Primitive casts are implicitly added where needed.

WARNING

Be wary of parallel streams

init values

As a general rule of thumb, be extra careful with what you hand off as the init value to a parallel reduction. There is no one-size-fits-all recipe here - it all depends on the function that's reducing. In the case of stream-into, the reducing-fn is (unsurprisingly) conj or conj! (when possible). So, simply put, two threads receiving the same non-empty init value, will produce duplicates (unless init is a set of course). The duplicates will be N copies of the initial init elements, where N will end up being the number of threads that used that init for their internal reduction.

collecting mutably

Collecting mutably (via transients) is no problem for sequential streams. Parallel reductions can NOT be done (fully) mutably - only their (eventual) combining, and that's exactly what stream-into does. It uses conj for the 'inner' reductions, and conj! (via into) for combining their results.

TL;DR

If you want to (idiomatically) consume Java streams from Clojure, or Clojure seqs from Java, then you've come to the right place. For Clojure users, see stream-reducible, stream-into, stream-some, and the jlambda constructor-fn. For Java users, check-out seq-stream (see the 'How' section for instructions). Do NOT expect that processing a SeqStream with Lamdas will give you anywhere near the performance of a native (mutable) Stream (or even that of processing the same seq directly in Clojure), unless perhaps in the case of vectors (that happen to parallelize nicely too).

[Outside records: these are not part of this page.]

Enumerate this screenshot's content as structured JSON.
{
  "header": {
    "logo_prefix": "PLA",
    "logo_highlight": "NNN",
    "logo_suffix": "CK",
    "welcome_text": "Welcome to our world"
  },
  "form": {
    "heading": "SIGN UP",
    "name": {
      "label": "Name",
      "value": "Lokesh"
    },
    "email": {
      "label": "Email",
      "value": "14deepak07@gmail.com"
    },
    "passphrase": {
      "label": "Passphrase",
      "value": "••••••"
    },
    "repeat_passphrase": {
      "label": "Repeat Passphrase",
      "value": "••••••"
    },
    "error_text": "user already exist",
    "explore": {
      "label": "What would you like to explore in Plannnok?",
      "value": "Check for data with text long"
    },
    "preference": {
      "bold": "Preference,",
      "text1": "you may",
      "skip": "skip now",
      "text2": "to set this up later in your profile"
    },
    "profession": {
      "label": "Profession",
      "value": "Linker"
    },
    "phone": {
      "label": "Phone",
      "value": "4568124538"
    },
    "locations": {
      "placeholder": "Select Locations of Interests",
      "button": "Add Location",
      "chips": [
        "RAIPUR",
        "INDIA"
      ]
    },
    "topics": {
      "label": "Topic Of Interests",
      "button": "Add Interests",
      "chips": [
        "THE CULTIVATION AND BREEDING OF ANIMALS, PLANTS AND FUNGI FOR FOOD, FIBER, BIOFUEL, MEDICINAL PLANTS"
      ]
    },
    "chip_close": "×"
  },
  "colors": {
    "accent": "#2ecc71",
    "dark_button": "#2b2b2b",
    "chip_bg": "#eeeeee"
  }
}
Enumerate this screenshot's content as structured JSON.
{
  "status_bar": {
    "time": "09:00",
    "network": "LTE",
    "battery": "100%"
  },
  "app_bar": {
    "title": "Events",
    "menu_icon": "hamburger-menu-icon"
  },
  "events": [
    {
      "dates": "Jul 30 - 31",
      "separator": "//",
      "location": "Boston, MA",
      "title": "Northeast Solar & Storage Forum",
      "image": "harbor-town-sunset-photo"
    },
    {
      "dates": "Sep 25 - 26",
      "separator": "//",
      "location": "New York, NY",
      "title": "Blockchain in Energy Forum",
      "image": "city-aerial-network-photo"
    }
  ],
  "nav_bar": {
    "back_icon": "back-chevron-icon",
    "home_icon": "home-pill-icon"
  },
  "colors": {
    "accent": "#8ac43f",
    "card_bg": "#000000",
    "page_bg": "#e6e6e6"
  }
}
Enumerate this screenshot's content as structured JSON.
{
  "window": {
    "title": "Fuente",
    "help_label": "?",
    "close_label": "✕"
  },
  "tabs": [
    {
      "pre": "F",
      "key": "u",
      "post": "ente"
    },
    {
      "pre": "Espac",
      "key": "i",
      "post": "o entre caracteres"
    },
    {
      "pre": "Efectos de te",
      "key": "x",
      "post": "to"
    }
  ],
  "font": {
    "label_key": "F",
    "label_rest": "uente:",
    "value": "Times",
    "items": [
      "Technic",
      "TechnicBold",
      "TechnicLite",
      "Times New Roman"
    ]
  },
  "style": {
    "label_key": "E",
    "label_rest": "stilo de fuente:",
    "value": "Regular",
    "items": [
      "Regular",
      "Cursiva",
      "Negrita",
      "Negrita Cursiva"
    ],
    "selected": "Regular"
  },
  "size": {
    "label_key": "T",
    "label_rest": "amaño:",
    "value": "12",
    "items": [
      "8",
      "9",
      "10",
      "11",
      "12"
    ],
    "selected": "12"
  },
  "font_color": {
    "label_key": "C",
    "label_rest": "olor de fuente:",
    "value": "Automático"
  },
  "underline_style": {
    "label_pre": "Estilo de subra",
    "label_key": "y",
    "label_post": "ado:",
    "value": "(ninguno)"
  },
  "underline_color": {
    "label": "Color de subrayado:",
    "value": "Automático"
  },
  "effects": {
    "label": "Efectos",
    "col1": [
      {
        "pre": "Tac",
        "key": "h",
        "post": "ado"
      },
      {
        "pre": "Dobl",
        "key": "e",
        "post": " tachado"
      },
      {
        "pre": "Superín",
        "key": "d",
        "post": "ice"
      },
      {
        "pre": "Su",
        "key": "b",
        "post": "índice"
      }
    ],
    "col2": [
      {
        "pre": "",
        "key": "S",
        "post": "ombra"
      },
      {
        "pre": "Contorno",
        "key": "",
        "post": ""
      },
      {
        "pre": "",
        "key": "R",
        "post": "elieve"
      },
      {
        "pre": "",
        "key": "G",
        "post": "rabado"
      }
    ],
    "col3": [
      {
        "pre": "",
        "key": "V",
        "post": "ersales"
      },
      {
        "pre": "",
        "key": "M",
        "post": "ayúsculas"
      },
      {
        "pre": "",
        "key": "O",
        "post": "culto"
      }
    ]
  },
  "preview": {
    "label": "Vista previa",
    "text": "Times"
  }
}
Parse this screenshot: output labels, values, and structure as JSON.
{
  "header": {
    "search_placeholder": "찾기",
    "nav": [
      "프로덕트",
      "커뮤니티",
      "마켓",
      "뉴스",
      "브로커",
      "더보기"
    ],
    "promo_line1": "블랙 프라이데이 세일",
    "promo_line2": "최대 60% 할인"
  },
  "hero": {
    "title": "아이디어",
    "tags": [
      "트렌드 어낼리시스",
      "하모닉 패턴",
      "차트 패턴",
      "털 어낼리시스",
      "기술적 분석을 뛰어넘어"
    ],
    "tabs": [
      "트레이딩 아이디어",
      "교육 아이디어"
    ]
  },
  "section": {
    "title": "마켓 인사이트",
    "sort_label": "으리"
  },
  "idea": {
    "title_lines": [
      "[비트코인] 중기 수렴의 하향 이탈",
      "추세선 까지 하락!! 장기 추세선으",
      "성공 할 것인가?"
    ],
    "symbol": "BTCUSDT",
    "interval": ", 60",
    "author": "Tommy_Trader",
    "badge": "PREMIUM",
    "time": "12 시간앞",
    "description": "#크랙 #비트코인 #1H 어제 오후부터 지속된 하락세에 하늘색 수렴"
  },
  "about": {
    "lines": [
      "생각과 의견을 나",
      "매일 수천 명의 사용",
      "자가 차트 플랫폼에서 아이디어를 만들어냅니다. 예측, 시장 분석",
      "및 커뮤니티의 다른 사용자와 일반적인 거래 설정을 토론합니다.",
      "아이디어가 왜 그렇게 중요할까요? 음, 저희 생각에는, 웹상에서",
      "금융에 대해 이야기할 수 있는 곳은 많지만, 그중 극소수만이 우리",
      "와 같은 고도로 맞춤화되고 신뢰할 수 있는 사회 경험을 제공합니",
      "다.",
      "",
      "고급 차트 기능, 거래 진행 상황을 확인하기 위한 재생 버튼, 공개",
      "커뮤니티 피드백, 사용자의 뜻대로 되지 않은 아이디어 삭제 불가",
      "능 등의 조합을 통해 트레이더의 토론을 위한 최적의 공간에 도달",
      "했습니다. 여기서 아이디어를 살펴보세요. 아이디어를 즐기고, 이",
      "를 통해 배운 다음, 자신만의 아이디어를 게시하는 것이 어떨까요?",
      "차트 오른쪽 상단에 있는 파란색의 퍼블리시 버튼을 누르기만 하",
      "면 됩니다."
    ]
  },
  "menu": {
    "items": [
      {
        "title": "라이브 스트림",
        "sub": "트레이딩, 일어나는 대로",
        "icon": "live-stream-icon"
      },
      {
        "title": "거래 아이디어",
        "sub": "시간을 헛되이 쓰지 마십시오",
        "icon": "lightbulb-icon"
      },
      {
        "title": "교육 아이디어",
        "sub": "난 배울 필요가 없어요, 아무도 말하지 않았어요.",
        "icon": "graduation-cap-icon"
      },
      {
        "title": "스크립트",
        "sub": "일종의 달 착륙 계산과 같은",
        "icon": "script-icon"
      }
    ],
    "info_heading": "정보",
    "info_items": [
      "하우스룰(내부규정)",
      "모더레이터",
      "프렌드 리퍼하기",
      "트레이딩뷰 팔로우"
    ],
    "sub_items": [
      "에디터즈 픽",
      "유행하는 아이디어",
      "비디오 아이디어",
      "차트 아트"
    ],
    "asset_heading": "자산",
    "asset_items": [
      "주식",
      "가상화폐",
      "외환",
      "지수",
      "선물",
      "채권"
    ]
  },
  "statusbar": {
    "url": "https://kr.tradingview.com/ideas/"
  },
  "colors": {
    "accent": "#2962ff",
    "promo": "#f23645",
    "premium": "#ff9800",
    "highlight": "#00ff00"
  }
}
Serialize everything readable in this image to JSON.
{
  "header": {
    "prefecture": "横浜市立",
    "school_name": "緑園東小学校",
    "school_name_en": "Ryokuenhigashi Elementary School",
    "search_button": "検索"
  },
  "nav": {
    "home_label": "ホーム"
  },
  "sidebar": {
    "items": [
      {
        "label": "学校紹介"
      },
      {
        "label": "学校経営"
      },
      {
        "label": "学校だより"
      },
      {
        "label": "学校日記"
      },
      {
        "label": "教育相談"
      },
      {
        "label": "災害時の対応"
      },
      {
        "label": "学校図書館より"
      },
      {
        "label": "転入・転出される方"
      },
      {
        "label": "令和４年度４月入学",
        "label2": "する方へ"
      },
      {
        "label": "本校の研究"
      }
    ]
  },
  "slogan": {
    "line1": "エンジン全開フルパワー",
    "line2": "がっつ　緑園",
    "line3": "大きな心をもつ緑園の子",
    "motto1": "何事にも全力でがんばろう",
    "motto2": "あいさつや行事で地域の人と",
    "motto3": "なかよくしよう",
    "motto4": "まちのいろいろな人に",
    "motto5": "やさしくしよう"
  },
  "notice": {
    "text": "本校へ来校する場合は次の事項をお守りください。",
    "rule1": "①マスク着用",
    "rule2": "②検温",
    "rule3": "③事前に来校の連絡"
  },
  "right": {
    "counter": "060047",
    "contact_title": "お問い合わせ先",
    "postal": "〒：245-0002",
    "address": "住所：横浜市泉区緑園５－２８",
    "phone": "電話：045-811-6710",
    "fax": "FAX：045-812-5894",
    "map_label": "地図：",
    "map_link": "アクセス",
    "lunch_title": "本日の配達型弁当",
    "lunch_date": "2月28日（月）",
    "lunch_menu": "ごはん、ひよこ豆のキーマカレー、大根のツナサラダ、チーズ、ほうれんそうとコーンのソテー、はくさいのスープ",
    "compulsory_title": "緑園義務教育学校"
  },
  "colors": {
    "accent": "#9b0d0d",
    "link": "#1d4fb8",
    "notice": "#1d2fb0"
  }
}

All the aforementioned functions exist in the clambda.core namespace.

Alternatives

There is quite a bit of 'rogue' code out on the internet showcasing how to consume Java Streams from Clojure. In terms of an actual library however, I was only able to find ike.cljj, which does a fine job, if you're willing to sacrifice the potential for parallelism (that a Stream might otherwise give you).

License

Copyright © 2018 Dimitrios Piliouras

Distributed under the Eclipse Public License either version 1.0 or (at your option) any later version.